Abstract
Arwa Salih’s al-Mubtasarun (Stillborns, 1996) is an insightful reflection upon her Seventies Generation, the 1971-72 Student Movement that she led, and the fate of the Left in post-infitah neoliberal Egypt. Her book, published several years after most of it was written, is difficult to categorize. It is theoretical, analytical, deeply personal, and political. Salih introduces al-Mubtasarun with a preface written just before its publication, i.e., several years after she wrote the heart of the book. In her preface, she notes that her language and historical worldview were nationalist, despite her communism. Nationalism was forefront in the Student Movement’s calls for war with Israel and survived – even fueled – Egypt’s 1973 infitah and decades of neoliberal consolidation. In recounting this political and intellectual history, Salih points to the split in her “contradictory consciousness” – simultaneously nationalist and Marxist – that was once a coherent anti-colonial political project of socialist national liberation.

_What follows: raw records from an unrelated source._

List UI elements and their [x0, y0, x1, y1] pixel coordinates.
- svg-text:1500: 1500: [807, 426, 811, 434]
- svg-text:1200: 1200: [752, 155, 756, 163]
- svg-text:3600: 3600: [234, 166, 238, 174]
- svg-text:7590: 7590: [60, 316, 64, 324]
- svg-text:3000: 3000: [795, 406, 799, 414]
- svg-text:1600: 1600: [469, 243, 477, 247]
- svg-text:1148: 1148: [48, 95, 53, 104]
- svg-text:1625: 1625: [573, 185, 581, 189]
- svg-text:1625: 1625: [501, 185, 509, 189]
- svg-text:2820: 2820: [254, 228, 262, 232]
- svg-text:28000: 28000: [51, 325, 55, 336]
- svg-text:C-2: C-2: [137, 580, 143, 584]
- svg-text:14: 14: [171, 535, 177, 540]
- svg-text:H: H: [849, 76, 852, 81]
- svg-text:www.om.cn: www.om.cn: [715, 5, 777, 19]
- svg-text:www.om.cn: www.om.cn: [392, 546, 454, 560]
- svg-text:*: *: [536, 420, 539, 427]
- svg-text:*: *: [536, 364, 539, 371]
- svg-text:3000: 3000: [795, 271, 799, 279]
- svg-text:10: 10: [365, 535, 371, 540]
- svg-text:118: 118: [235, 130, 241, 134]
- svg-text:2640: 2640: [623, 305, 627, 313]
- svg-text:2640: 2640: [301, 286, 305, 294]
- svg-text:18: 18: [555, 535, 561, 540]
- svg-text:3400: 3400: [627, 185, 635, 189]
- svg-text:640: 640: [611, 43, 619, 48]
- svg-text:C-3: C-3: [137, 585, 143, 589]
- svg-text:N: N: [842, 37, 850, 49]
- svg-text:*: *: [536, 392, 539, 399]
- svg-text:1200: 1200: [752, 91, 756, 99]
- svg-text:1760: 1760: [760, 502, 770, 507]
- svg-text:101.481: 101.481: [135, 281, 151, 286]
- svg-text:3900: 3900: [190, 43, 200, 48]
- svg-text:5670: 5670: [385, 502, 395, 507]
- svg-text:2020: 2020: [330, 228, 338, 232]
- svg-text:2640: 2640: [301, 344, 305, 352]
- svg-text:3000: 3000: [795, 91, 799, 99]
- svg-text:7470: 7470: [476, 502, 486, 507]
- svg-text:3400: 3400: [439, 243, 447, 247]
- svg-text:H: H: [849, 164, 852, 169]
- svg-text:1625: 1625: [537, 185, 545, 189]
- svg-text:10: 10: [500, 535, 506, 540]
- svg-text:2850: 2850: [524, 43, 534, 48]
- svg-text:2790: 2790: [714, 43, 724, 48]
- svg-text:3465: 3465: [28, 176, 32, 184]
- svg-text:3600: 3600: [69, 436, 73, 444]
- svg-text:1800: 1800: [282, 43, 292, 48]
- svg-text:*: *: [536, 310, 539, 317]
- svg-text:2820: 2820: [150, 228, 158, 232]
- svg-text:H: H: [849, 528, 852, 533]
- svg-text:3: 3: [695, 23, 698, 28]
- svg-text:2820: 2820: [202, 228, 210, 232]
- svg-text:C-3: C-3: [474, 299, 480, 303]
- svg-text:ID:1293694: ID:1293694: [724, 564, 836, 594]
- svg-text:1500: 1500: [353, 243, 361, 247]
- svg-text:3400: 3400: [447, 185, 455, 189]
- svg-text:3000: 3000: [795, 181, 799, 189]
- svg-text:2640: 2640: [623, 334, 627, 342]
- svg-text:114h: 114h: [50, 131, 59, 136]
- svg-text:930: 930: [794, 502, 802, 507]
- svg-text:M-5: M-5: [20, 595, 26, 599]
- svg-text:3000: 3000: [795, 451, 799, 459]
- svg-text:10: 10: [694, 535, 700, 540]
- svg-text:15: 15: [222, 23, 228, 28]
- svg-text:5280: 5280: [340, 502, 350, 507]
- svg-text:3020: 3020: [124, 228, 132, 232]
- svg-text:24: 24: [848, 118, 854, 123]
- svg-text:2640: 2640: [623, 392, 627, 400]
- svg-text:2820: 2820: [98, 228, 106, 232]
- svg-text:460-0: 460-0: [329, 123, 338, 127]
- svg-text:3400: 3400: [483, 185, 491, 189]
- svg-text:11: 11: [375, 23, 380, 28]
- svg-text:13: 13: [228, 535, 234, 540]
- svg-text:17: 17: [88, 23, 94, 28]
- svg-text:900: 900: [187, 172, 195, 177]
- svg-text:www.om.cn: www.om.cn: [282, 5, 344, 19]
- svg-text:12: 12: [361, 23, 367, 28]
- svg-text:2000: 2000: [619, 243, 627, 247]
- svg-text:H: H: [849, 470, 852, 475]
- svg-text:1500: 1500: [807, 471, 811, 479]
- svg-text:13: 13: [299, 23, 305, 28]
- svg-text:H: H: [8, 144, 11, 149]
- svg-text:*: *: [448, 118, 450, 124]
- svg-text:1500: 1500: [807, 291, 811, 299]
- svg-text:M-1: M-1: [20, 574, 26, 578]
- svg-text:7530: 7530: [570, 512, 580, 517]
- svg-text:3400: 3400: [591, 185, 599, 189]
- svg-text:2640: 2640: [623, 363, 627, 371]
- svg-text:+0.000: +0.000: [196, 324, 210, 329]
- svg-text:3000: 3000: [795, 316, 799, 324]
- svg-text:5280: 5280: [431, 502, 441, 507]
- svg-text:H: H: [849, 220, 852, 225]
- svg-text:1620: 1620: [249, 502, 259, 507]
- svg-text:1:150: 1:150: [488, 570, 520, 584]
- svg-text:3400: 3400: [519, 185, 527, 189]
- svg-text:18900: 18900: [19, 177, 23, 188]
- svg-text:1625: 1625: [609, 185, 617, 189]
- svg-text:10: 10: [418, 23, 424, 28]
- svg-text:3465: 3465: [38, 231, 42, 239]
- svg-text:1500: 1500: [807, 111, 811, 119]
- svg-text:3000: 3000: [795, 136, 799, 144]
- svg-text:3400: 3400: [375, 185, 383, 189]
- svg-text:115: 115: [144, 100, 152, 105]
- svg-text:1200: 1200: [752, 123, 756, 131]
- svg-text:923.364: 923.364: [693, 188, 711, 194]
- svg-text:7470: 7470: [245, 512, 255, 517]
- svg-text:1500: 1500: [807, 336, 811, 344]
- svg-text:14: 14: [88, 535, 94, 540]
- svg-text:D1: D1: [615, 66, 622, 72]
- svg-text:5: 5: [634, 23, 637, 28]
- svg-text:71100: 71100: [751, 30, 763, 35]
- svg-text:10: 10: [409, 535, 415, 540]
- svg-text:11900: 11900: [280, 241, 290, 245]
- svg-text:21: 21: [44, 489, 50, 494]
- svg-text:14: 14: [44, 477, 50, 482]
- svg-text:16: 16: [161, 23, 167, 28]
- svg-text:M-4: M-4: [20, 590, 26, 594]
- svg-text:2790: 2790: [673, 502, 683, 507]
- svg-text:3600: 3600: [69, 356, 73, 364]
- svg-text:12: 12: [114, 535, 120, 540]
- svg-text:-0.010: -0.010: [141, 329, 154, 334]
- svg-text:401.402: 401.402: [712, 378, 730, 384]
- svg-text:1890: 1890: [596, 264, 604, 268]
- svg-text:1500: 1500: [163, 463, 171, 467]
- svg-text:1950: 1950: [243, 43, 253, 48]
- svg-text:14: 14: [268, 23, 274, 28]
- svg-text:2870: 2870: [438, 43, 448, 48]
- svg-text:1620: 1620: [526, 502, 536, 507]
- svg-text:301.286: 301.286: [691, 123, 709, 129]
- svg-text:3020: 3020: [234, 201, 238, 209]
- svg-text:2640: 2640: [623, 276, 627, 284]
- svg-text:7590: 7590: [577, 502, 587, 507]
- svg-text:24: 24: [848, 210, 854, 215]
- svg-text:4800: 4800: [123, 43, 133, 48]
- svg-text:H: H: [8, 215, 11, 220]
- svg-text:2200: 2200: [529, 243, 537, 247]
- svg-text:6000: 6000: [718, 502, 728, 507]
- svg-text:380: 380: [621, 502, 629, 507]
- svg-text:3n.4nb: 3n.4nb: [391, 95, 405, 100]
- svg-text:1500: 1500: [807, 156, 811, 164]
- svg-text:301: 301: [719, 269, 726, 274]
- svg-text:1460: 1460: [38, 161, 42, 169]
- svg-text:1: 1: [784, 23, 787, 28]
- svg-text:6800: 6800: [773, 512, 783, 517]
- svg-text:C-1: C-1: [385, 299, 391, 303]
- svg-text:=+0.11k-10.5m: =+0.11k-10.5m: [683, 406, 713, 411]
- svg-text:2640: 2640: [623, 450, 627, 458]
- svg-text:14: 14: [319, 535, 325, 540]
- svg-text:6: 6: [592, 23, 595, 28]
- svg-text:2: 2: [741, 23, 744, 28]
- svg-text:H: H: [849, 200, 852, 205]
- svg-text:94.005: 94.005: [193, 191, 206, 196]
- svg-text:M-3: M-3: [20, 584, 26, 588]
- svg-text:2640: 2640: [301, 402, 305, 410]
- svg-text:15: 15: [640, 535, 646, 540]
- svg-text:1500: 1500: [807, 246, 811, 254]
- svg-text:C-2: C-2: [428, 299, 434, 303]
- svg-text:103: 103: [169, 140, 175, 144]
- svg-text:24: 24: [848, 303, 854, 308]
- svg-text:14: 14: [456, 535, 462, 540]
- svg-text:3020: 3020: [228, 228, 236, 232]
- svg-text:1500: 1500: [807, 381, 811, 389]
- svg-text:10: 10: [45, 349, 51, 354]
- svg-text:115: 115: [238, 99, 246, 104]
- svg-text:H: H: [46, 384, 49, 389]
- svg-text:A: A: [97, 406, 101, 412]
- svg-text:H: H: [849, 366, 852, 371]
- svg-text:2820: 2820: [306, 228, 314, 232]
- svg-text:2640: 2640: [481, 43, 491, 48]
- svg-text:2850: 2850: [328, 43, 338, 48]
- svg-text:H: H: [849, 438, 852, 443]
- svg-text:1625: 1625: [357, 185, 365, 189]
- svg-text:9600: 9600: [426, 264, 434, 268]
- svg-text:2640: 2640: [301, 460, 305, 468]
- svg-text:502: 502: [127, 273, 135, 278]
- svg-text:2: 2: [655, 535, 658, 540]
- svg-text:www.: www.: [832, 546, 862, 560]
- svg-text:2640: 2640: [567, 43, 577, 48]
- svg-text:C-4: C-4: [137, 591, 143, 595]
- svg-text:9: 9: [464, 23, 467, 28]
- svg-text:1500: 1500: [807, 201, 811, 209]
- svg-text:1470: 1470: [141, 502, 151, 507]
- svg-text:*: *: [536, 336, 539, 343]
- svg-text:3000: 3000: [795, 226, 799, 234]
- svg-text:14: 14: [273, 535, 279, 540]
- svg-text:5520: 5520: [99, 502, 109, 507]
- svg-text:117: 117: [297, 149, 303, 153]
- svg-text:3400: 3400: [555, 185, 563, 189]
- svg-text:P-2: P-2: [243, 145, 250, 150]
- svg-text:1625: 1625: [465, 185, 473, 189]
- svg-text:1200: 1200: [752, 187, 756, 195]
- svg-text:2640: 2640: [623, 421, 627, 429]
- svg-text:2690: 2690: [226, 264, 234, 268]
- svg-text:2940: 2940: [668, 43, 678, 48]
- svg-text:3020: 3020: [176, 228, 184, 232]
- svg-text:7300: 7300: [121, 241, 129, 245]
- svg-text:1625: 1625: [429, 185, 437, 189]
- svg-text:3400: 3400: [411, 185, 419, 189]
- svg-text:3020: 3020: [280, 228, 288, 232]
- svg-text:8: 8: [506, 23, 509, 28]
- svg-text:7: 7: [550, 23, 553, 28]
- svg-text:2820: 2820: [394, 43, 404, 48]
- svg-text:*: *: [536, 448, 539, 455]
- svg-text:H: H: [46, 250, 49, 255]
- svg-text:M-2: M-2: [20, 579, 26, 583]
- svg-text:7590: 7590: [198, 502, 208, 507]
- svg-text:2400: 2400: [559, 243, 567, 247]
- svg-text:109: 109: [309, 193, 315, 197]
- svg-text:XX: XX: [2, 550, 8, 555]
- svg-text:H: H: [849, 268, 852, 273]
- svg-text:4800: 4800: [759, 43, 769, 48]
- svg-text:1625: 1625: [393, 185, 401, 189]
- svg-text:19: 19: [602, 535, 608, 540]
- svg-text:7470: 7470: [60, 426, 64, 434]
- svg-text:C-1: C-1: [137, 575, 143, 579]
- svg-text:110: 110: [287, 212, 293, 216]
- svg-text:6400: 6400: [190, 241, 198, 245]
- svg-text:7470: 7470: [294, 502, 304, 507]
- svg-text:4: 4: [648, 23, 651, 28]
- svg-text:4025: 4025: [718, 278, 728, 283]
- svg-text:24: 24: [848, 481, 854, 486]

I turn to al-Mubtasarun and Salih’s posthumously published collection of poetry and literary criticism Saratan al-Ruh (Cancer of the Soul, 1997) to situate the post-infitah unravelling the Marxist and nationalist strands of Arab Nationalism. In particular, I am interested in the way Salih’s Marxism sustains her analysis of literature, culture, and politics whereas nationalism for her is increasingly a violent right-wing political force. By grounding my paper in Salih’s critical vocabulary of “stillborns,” “militant kitsch,” “contradictory consciousness,” and “post-nationalist nihilism,” I argue that her writing acts as a necessary bridge for theorizing Egyptian politics, culture, and literature in the neoliberal era. The theoretical bridge she offers is especially important in linking the collapse of Nasser’s socialism and Sadat’s infitah to the post-2011 consolidation of military rule and right-wing neoliberal economic policy. Salih’s critical engagement with nationalism and Marxism in this historicized manner speaks to politics and literature beyond Egypt. Given the near ubiquity of the neoliberal order, she is an important voice grappling with the global state of anti-colonial and Marxist politics and culture in an era dominated by capitalism and right-wing nationalisms.